The message said that the ISSN had already been assigned. The Papers and Proceedings of the Royal Society of Tasmania is owned by publisher: 10.5962. Juliet was contacting me because publisher 10.5962 is the Biodiversity Heritage Library.
BHL had indeed assigned DOIs to a small number of articles from the Papers and Proceedings of the Royal Society of Tasmania, including this one published in 1865 and, in doing so, had registered the title of the journal, making it impossible for anyone else to register it.
And that makes this, the version on BHL, the definitive version that everyone must cite.
Now BHL were completely happy to transfer “ownership” of both the journal and the articles to the University of Tasmania. Crossref has as established procedure for this.
And now that the University of Tasmania have control of the metadata, they can change the URL attached the existing DOIs and redirect them to their website. So while the DOI will not change, the URL it points to will and this version will become the definitive version of this article.
So if there are any publishers in the room who haven’t assigned DOIs to your legacy content yet, you might want to think about the fact that someone else could get there first.
Now, you might think I’m being alarmist, but I have been starting to see some very worrying trends regarding DOIs and historic literature.
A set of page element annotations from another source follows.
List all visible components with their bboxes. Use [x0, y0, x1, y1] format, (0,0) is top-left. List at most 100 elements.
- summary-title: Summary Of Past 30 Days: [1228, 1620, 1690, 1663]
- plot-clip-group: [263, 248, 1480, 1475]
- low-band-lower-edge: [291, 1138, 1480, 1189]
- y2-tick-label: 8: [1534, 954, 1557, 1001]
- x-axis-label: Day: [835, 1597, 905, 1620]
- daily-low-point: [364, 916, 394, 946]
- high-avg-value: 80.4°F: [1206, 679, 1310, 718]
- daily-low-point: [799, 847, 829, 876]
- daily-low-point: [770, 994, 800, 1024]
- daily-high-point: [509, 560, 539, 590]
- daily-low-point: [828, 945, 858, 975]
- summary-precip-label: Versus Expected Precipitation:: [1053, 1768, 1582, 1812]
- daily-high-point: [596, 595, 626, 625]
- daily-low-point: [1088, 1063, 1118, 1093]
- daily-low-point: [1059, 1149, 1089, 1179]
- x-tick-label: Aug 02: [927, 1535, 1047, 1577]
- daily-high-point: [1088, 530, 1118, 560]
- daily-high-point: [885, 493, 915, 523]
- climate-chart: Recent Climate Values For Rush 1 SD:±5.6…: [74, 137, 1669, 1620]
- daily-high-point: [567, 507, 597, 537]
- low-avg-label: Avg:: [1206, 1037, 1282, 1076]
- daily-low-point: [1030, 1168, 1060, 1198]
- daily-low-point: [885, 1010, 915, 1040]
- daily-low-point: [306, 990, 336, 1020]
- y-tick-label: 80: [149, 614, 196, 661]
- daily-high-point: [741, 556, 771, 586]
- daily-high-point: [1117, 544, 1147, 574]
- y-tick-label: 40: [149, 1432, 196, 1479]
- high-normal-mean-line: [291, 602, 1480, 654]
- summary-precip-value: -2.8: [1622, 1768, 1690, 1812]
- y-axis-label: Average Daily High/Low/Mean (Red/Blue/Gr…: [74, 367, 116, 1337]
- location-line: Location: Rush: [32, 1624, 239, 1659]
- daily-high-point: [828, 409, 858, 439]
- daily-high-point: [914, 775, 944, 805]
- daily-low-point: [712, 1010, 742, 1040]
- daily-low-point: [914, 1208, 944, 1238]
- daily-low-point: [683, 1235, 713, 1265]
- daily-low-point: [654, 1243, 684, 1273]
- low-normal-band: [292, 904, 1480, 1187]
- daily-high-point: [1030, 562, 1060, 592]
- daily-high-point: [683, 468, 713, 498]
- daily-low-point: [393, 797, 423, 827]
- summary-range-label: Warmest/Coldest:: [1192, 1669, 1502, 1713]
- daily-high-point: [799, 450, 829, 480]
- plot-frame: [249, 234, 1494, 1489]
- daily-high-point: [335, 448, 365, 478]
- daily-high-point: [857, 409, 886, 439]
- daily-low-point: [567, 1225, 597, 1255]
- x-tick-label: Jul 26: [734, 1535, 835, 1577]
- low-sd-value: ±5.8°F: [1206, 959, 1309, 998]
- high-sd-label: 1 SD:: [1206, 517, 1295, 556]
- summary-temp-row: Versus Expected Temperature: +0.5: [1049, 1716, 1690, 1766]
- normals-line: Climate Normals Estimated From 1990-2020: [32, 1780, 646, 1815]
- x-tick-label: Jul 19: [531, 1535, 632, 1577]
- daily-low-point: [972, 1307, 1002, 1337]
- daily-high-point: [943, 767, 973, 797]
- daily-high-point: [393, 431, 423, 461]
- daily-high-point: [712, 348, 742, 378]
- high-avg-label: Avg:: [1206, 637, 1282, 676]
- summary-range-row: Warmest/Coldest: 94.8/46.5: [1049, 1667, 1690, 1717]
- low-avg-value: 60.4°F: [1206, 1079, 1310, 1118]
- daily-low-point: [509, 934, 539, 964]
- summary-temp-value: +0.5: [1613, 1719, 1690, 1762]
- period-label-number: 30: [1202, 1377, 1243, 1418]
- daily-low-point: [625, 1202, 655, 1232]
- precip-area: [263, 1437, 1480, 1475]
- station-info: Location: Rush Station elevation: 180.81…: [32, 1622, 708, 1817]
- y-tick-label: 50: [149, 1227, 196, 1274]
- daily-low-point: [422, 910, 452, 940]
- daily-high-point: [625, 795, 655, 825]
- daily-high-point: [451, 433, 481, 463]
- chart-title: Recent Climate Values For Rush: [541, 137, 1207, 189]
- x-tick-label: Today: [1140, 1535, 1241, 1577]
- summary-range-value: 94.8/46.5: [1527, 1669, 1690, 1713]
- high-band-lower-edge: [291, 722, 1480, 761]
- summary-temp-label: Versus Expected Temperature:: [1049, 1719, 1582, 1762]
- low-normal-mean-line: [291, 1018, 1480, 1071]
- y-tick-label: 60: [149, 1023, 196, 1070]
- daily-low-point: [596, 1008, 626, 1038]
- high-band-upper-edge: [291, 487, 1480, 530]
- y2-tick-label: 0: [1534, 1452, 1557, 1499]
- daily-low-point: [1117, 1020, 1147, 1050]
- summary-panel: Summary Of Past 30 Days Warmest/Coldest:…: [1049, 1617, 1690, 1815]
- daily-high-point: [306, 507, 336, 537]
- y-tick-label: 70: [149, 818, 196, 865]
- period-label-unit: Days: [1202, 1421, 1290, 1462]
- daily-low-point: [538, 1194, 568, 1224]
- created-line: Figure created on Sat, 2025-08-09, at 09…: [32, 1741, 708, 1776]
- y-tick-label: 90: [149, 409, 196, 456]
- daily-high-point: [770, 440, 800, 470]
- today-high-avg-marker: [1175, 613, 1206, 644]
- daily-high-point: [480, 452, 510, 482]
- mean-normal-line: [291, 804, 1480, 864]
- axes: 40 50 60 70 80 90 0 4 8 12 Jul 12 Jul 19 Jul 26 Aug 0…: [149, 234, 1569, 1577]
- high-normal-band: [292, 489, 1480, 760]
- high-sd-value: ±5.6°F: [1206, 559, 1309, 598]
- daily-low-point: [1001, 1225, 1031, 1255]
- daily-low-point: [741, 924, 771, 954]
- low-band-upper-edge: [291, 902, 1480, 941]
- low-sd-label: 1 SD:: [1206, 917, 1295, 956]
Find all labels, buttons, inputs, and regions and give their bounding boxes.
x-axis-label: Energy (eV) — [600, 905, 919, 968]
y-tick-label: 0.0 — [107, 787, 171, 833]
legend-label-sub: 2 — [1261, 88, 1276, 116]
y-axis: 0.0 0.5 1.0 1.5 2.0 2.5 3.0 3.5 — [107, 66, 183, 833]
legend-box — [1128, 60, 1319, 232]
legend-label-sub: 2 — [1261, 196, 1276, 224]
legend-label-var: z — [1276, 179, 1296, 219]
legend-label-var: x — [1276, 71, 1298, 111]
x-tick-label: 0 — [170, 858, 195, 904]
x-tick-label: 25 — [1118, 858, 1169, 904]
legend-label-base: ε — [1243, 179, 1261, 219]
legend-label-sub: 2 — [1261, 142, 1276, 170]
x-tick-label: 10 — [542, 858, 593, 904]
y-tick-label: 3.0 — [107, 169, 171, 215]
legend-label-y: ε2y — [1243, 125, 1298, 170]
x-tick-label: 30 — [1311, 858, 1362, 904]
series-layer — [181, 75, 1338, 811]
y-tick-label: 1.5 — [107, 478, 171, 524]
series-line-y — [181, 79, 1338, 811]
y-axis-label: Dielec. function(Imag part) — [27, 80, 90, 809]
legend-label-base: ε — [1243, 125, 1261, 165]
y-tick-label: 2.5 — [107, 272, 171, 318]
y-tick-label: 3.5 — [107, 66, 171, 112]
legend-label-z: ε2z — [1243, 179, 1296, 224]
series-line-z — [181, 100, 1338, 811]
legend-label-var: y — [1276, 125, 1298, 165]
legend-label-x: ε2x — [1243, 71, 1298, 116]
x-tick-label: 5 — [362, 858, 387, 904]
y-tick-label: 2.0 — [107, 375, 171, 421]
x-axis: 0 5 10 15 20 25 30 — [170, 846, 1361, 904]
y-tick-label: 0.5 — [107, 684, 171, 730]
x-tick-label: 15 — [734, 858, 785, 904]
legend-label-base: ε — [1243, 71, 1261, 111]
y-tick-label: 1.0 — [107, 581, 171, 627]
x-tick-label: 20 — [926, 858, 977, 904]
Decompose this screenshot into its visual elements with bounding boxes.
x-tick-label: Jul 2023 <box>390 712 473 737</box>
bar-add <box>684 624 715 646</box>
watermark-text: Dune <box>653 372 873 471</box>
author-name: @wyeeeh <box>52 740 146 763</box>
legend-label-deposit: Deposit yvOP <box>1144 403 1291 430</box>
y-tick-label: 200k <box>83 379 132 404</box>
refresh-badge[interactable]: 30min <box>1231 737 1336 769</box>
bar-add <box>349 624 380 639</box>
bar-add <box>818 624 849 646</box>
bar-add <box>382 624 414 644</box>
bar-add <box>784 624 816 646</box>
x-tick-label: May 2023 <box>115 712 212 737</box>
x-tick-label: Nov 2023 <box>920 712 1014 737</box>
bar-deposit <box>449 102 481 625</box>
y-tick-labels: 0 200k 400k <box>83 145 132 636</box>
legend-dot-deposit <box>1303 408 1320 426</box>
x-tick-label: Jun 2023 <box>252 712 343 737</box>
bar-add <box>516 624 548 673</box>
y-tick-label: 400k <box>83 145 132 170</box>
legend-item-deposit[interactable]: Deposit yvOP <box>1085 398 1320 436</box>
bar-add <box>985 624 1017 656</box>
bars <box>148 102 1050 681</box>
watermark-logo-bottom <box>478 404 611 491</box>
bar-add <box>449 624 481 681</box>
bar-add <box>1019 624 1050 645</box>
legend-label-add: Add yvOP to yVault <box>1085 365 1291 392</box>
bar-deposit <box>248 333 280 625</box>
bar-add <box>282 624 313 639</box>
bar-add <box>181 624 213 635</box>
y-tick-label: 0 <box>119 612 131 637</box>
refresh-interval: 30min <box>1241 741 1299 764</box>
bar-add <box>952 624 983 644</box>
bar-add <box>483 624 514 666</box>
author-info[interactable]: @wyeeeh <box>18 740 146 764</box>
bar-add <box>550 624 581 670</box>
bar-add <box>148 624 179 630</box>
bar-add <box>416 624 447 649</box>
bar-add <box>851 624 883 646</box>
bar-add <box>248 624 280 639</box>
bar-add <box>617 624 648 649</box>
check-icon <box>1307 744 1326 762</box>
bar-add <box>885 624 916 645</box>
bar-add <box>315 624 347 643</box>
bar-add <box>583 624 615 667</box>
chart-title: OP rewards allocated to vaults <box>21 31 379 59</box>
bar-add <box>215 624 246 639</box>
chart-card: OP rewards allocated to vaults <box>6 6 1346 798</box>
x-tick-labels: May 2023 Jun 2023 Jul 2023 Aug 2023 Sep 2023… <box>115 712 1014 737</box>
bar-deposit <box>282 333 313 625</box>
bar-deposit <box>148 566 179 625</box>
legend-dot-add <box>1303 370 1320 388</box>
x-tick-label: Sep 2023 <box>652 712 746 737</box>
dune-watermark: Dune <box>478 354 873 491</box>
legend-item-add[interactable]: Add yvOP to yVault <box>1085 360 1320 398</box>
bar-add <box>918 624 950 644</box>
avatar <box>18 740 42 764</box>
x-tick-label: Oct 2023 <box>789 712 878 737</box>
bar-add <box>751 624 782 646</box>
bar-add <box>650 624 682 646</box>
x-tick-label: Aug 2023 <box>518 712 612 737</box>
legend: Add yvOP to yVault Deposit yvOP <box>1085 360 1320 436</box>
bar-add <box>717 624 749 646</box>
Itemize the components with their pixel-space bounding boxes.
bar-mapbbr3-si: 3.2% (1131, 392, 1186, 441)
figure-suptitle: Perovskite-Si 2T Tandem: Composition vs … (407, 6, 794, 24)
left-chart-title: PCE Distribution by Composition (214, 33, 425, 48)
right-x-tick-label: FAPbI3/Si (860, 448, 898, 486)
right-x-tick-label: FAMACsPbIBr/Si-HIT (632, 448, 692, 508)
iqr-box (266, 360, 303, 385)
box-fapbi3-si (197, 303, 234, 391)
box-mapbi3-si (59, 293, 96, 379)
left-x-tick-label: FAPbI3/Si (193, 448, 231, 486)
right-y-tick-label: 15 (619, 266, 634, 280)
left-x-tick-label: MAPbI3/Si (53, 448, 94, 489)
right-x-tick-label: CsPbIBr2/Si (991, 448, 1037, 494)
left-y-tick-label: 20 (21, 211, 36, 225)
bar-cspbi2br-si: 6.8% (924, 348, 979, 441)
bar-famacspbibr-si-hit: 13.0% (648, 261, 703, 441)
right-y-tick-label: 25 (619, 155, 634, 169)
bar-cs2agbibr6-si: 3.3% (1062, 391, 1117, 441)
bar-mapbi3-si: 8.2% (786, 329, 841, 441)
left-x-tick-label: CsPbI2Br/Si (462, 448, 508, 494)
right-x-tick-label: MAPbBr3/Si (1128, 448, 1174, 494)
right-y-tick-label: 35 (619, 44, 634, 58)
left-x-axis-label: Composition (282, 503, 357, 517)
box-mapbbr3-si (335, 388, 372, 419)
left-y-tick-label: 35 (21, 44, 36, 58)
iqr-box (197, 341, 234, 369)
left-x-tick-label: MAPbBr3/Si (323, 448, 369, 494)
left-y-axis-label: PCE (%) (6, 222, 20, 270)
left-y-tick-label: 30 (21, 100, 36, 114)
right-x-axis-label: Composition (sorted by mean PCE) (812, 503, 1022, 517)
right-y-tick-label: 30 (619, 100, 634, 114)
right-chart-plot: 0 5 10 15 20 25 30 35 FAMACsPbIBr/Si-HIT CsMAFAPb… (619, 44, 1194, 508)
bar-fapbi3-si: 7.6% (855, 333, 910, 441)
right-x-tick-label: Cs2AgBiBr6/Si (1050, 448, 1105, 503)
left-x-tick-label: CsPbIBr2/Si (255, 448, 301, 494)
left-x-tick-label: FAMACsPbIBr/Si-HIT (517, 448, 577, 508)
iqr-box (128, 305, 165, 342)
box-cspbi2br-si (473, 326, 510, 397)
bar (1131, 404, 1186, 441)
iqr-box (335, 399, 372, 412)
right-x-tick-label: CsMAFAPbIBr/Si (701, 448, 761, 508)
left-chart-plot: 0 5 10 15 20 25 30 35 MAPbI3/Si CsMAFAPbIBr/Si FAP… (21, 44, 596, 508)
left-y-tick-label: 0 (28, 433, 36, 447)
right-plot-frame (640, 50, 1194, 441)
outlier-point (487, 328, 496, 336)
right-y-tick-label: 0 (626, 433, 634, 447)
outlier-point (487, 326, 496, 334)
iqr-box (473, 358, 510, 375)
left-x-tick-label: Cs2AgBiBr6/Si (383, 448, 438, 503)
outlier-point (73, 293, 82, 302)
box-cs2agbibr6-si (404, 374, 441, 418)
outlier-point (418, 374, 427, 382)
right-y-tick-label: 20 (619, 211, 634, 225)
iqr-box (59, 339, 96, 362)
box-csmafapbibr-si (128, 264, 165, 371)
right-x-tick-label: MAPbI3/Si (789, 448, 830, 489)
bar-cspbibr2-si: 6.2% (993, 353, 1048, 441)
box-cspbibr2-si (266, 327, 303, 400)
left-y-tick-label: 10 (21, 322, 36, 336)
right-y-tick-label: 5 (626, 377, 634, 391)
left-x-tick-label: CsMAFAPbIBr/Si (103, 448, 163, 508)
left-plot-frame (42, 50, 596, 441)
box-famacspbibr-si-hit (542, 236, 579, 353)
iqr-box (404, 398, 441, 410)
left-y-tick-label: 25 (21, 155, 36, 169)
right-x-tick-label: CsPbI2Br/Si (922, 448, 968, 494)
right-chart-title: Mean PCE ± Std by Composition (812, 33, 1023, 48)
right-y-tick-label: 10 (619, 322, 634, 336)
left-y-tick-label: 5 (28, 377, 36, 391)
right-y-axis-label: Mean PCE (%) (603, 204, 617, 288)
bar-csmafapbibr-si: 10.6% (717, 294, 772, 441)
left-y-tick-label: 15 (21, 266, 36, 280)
This is the first description of my very favourite Australian animal – it’s a Striped Possum. It doesn’t just occur in Australia; it also lives in Indonesia and New Guinea..
The article was published in 1858, and includes descriptions of species sent to British Museum from the Aru Islands (in Indonesia) by Alfred Russel Wallace. It is freely available online, as it should be, here on the Biodiversity Heritage Library website. The DOI is included here because it is part of the article’s bibliographic data, and it links to the definitive version of this article online, which isn’t this version.
It’s this one – on the Wiley Online Library website. This is the publicly accessible landing page of the definitive version of this article, but when you click on this link to continue reading the full article, you are taken to…
this page. If you want keep reading you need to pay. US$6 to rent it for 48 hours; US$38 to keep a copy permanently.
Now I can just cope with the first description of this beautiful species being behind a paywall, because there are ways of getting around paywalls
And I’m talking about legal ways of getting around them. This is Unpaywall, which is a free plugin you can download that searches for openly-accessible legal versions elsewhere when you come across content that is behind a paywall.
However, initiatives such as Unpaywall rely on DOIS – for their algorithms to be able to locate open access versions elsewhere, those open access versions need to have the DOI attached.
This means that the Biodiversity Heritage Library has a critical role to play in making their freely available versions discoverable, particularly when the DOI’d versions are behind a paywall.
There is no doubt that bringing all this legacy material into the DOI system makes it discoverable, linkable, citable. The historic literature must be part of the great linked network of scholarly research.
If we want to fix those missing links from our taxon names
What I’m talking about is the missing links FROM our taxonomic databases to the literature.
But if we are going to retrospectively assign DOIs to legacy content, there need to be some established guidelines and procedures to follow, and perhaps also some funding allocated to this critical work. And we really need the DOI foundation and the DOI registration agency to recognise the importance of the legacy literature. But what I’d really like to see – my little dream – is that all definitive versions of out-of-copyright content are #Open Access by default.
We’d like to thank the Biodiversity Heritage Library for making all those millions of pages of historic content openly accessible to everyone, Museums Victoria for hosting the BHL project in Australia and the Atlas of Living Australia for their ongoing funding and support.